А Малфрида несколько дней провела в раздумьях. О Мокее и не вспоминала, отчего-то уверенная, что он будет молчать о случившемся. Гордость не позволит ему признаться, как поборола его лесная знахарка. Люди, скорее над ним посмеются, чем поверят, что она чародейка. Учко же, постоянно слонявшегося по округе, ведьма отгоняла заклинанием, заставляла блуждать, а то и забывать, куда и зачем отправлялся.
Дни стояли короткие, приближалось время Корочуна, когда по обычаю люди гасили все огни старого солнцеворота[103] и зажигали трением сухого дерева о дерево новое пламя. За Корочуном у древлян следовало время свадеб, когда парни приводили в селение своих избранниц, а девушки уходили жить в новый род мужа. Вот вскоре и Учко захочет привести милую его сердцу знахарку в избу Стогнана, но Малфрида была бы слишком наивна, если бы считала, что Стогнан такое позволит.

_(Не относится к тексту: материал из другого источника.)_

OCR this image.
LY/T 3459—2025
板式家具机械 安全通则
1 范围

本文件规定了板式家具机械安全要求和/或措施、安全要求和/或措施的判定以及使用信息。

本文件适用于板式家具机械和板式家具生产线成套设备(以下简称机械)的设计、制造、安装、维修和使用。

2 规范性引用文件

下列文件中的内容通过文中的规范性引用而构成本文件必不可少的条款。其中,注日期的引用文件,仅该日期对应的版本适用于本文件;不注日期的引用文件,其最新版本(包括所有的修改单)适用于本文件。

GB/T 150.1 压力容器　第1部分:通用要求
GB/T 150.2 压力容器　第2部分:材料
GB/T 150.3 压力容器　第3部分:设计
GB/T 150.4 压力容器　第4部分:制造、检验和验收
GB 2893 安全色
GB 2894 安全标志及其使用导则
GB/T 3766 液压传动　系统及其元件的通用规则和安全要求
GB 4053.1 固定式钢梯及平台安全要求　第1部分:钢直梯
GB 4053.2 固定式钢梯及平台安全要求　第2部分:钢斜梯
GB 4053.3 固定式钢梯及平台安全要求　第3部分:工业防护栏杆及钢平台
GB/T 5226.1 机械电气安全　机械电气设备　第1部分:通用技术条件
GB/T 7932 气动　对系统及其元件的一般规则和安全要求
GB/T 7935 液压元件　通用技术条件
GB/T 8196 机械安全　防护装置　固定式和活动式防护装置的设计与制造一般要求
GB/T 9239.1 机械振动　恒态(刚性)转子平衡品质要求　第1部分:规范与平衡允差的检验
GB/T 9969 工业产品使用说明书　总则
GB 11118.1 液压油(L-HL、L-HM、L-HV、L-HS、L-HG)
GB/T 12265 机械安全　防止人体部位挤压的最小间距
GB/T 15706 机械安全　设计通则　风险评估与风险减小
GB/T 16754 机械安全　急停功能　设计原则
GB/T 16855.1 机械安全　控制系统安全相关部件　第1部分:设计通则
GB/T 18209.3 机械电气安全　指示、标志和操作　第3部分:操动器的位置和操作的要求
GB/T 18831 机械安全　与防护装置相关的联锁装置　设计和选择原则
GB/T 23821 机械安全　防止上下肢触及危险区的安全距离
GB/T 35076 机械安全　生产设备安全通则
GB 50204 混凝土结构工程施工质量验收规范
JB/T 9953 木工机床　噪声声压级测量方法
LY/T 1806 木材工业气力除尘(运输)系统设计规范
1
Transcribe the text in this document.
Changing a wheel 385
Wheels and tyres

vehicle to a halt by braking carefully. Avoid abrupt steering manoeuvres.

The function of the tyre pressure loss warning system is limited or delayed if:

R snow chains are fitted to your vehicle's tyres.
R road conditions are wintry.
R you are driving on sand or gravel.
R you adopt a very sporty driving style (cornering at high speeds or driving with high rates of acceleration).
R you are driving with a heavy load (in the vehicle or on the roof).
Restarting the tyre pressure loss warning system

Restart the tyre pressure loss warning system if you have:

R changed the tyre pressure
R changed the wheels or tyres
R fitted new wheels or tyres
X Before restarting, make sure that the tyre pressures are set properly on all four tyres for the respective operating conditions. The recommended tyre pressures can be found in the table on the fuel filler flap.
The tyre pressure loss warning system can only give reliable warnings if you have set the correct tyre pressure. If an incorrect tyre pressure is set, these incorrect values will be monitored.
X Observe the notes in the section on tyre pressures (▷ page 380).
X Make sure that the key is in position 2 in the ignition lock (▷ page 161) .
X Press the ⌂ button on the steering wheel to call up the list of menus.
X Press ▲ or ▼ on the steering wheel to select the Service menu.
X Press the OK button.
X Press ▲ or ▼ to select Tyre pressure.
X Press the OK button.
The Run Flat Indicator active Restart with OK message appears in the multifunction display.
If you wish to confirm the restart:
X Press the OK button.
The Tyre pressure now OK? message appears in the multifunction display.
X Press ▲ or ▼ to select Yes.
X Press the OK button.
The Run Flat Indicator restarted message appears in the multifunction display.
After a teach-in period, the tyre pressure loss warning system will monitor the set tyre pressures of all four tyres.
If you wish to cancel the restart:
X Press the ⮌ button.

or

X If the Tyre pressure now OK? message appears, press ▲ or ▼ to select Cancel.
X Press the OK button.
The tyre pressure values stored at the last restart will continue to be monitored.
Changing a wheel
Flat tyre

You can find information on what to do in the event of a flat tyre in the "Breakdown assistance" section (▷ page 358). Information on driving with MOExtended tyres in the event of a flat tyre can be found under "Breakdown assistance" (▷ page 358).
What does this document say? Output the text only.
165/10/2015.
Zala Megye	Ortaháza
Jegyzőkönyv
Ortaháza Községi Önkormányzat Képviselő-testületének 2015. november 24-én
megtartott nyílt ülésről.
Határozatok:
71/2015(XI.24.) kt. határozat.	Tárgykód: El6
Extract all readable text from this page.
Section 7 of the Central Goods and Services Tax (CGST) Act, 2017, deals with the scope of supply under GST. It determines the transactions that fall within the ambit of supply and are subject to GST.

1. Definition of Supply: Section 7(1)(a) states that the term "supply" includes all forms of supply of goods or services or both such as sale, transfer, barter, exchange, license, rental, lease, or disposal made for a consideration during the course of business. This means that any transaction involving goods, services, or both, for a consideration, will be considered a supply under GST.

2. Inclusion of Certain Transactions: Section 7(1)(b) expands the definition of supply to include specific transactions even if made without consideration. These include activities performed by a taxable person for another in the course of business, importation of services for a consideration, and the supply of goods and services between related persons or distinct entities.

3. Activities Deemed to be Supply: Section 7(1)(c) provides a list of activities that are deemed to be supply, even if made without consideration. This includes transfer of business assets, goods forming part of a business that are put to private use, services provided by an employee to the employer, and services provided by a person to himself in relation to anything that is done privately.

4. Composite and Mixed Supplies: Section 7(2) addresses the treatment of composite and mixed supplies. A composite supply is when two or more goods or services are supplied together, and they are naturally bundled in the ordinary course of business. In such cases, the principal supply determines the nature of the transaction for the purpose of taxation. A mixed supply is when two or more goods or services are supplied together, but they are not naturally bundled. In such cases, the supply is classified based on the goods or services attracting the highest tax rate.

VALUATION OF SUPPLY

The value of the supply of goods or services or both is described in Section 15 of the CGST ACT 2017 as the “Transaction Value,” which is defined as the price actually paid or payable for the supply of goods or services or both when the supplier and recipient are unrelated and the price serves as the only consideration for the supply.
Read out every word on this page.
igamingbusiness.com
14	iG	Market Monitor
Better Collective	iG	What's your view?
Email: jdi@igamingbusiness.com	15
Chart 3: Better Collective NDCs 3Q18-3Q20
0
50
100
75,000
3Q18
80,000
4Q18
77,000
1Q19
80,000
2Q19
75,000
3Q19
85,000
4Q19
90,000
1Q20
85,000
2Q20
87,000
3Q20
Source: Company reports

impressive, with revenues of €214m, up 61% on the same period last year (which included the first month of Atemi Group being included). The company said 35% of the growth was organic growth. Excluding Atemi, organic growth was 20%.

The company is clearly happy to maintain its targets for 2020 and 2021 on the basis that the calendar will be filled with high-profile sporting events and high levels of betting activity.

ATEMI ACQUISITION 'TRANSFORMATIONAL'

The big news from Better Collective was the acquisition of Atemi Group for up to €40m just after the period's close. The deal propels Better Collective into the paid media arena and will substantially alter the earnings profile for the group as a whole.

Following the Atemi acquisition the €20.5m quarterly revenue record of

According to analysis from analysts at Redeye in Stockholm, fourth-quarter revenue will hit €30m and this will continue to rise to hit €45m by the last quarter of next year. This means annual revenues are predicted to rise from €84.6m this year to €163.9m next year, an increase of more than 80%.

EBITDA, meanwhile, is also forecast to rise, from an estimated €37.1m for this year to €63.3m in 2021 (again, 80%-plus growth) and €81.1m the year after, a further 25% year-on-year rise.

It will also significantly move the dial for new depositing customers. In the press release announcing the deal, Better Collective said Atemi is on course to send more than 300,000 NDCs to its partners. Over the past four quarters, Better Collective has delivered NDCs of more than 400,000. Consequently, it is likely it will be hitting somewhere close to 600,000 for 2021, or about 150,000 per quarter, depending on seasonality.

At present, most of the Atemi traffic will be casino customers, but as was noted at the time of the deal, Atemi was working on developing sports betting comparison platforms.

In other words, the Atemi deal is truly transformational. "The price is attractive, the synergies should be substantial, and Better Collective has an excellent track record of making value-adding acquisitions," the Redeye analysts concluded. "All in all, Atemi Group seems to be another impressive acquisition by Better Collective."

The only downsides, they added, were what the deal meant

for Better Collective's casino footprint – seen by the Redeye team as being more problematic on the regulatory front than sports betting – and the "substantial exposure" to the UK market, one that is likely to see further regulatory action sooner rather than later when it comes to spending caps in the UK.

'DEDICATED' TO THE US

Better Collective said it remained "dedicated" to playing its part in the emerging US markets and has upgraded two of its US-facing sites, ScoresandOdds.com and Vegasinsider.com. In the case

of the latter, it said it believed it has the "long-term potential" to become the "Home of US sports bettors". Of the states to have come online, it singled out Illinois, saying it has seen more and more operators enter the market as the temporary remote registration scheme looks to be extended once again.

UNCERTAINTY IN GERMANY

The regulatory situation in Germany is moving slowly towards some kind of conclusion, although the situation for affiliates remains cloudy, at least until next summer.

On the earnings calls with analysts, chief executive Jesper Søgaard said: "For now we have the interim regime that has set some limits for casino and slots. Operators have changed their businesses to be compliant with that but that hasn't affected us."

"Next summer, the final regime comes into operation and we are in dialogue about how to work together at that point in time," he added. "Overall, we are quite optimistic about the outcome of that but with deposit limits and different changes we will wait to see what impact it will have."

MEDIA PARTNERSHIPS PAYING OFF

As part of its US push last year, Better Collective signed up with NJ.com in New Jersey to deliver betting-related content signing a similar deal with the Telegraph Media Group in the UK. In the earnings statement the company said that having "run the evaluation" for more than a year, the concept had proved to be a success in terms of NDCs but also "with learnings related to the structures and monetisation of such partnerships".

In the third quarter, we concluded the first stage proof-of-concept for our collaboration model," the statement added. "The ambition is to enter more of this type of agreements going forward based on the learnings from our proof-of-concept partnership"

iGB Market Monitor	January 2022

Да и гневная вспышка, вызванная поступком Мокея, навела ее на другие мысли. Малфрида поняла, что ей лучше сохранить силу. Мирное родовое селение, в котором она надеялась обрести покой, не было мирным по отношению к ней. Тот же Мокей наверняка будет теперь строить козни, да и злоязыкую Горуху не стоит сбрасывать со счетов, обиженного Стогнана также... О Стогнане Малфрида теперь думала особенно часто. Ведь скоро наступит очередное полнолуние, и сын Стогнана, оборотень Учко, опять отрастит клыки и захочет глотнуть крови. Староста должен узнать об этом. Как и о том, что она задумала. Ибо Малфрида, отрезвев от мучавшего ее любовного угара, уже и не думала сходиться с ним, наоборот, все больше приходила к мысли, что надо попытаться поворожить над сыном старосты, попытаться как-то снять с него чары. Это было неимоверно трудно, однако сила бродила в Малфриде, она ощущала ее мощь, и ей было интересно попробовать такое трудное дело – превратить оборотня в человека. Она была чародейкой не из последних, вот и хотелось испытать себя там, где даже ученые волхвы разводили руками. Но староста должен помочь ей. Пока она не разберется, как поступать, пока не вспомнит все, чему ее учили. На это уйдет время, может, понадобятся месяцы, сейчас же ей надо было поговорить со Стогнаном, умолить его услать сына, чтобы тот не натворил бед.